Insgesamt lässt sich sagen, dass die Niederschlagsänderungen am Ende des Jahrhunderts in allen drei Modellen und in allen simulierten Szenarien in die gleiche Richtung zeigen: Niederschlagszunahme im Winter und Niederschlagsabnahme im Sommer. Für die Mitte des Jahrhunderts sind die Aussagen weniger eindeutig.

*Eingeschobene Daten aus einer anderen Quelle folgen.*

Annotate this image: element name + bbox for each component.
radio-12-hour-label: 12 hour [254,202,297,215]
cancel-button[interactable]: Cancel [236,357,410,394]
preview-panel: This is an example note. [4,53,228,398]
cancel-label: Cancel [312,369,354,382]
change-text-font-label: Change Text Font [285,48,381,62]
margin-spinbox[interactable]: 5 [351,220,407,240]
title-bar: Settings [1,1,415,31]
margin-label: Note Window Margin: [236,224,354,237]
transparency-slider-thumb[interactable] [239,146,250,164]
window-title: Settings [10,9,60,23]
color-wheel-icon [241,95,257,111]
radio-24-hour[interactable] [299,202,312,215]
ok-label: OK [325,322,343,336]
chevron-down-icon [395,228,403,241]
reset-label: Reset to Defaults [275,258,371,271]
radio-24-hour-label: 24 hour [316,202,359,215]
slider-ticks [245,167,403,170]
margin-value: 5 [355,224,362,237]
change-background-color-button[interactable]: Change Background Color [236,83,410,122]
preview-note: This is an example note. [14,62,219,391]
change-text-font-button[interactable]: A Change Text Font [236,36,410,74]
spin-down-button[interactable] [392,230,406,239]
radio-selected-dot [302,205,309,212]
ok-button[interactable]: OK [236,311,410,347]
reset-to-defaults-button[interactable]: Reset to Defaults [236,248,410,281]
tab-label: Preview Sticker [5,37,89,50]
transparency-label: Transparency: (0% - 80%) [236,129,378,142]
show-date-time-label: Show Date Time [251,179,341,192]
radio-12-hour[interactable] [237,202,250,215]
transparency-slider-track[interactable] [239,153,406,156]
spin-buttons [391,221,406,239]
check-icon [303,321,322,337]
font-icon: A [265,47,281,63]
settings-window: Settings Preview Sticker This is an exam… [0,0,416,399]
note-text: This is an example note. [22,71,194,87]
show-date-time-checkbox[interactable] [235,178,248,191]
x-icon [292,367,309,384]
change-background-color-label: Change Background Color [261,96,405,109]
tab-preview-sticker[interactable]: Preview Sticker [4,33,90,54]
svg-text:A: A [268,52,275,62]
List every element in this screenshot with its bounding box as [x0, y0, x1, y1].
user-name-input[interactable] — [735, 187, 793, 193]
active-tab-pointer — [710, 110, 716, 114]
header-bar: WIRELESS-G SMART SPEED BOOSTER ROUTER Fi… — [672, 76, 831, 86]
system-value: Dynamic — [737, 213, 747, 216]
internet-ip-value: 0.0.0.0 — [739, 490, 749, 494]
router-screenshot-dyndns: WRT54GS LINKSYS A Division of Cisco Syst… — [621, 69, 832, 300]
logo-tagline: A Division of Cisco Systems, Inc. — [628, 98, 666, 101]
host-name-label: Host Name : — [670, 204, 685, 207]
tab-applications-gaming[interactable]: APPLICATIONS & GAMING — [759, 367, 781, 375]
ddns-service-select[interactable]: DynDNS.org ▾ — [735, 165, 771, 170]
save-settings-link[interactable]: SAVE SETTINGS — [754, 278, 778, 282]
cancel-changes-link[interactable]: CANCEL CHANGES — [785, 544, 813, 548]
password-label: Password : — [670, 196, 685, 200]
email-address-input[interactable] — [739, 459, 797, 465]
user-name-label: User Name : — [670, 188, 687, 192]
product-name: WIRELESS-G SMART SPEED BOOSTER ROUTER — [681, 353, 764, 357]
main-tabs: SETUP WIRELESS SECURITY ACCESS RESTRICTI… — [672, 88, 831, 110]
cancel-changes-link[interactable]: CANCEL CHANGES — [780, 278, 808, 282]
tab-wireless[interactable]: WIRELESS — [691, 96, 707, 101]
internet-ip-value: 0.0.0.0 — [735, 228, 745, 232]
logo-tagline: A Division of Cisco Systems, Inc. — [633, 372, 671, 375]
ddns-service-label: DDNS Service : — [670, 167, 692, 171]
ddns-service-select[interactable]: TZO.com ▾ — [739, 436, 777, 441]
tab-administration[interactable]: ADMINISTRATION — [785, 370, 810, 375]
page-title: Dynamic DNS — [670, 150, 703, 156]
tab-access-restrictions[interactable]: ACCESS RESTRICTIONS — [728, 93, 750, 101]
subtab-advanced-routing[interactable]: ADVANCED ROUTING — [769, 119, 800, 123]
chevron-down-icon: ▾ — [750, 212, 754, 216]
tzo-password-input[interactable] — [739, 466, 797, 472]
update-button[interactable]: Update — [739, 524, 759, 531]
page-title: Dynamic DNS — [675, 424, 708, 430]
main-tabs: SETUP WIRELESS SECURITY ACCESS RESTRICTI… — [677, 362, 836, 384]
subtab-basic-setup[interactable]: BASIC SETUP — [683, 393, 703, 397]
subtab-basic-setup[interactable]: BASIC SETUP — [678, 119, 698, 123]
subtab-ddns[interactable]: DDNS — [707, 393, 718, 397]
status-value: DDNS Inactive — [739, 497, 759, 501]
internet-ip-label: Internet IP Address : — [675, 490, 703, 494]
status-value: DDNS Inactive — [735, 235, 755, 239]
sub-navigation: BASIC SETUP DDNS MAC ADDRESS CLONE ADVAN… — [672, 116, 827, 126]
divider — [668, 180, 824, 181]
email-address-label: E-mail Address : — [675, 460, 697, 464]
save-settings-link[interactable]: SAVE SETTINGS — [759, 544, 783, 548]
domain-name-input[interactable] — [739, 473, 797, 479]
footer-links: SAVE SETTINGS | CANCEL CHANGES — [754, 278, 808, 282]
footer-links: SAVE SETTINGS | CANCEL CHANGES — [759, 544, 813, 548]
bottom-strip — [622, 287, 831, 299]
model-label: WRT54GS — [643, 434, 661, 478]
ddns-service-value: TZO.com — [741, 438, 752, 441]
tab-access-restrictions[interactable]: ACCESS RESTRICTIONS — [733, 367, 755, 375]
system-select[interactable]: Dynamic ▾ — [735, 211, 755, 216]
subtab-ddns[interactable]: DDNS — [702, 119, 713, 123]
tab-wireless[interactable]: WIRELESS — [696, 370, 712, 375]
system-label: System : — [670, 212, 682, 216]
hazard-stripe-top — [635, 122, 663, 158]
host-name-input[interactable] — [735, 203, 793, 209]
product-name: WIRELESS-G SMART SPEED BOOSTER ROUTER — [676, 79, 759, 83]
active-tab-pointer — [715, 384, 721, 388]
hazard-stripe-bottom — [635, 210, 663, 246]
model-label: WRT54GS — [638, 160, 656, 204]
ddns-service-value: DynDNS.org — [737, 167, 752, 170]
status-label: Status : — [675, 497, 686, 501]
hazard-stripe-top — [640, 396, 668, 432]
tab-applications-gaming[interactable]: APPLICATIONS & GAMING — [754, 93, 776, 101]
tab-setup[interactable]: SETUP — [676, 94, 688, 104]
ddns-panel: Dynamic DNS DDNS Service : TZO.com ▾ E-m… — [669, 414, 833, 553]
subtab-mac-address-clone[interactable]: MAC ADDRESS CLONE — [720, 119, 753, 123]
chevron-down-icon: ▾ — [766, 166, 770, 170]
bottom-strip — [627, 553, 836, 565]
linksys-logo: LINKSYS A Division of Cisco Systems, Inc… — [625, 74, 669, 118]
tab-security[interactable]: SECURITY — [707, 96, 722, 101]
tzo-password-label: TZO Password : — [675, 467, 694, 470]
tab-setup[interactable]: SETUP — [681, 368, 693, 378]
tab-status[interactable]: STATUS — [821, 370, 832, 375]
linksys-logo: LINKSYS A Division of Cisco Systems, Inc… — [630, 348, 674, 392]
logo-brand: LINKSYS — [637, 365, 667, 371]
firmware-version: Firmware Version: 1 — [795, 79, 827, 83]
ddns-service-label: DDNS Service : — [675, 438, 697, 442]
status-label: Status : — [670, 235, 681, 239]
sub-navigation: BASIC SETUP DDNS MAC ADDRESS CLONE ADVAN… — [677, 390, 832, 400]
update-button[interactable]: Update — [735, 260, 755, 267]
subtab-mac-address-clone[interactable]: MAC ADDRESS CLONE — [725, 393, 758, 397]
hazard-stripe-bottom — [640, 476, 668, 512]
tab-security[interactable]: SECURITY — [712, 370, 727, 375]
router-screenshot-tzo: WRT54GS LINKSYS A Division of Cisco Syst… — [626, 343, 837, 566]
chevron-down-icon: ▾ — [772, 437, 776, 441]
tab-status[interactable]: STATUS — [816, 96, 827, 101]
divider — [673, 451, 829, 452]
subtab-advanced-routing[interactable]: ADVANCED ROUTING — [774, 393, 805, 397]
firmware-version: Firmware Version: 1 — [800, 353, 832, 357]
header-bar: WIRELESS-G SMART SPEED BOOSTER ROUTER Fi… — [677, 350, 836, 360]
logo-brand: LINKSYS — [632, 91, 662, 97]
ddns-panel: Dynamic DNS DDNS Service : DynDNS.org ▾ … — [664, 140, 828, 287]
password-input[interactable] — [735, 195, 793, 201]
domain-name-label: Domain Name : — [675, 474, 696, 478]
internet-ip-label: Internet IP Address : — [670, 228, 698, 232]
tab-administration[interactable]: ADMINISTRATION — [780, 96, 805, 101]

Die Karten sollten so interpretiert werden, dass im Verlauf dieses Jahrhunderts in Hessen im Gebietsmittel mit einer Erhöhung der Winterniederschläge zwischen weniger als 10% (+6,3% in CCLM, B1-Szenario) und mehr als 50% (+57,7% in WETTREG, A1B-Szenario) gerechnet werden muss. Im Sommer sind die Tendenzen bis zur Mitte des Jahrhunderts noch nicht eindeutig (Abnahme in allen WETTREG-Projektionen, im REMO A2-Szenario und im CCLM A1B-Szenario, Zunahme in REMO A1B- und B1-Szenarien und CCLM B1-Szenario). Zum Ende des Jahrhunderts ist mit einer Abnahme der Sommerniederschläge von 10% oder mehr (-11,4% in WETTREG, B1-Szenario; -19,1% in CCLM, A1B-Szenario) zu rechnen. In einzelnen Teilregionen von Hessen können diese Änderungen stärker oder schwächer ausfallen als im Gebietsmittel. Die generelle Tendenz, Abnahme im Sommer und Zunahme im Winter, ist aber überall zu erwarten. Da die Aussagen über die Änderung des Niederschlages mit großen Unsicherheiten behaftet sind, sollten Änderungen von weniger als 10% nicht weiter interpretiert werden.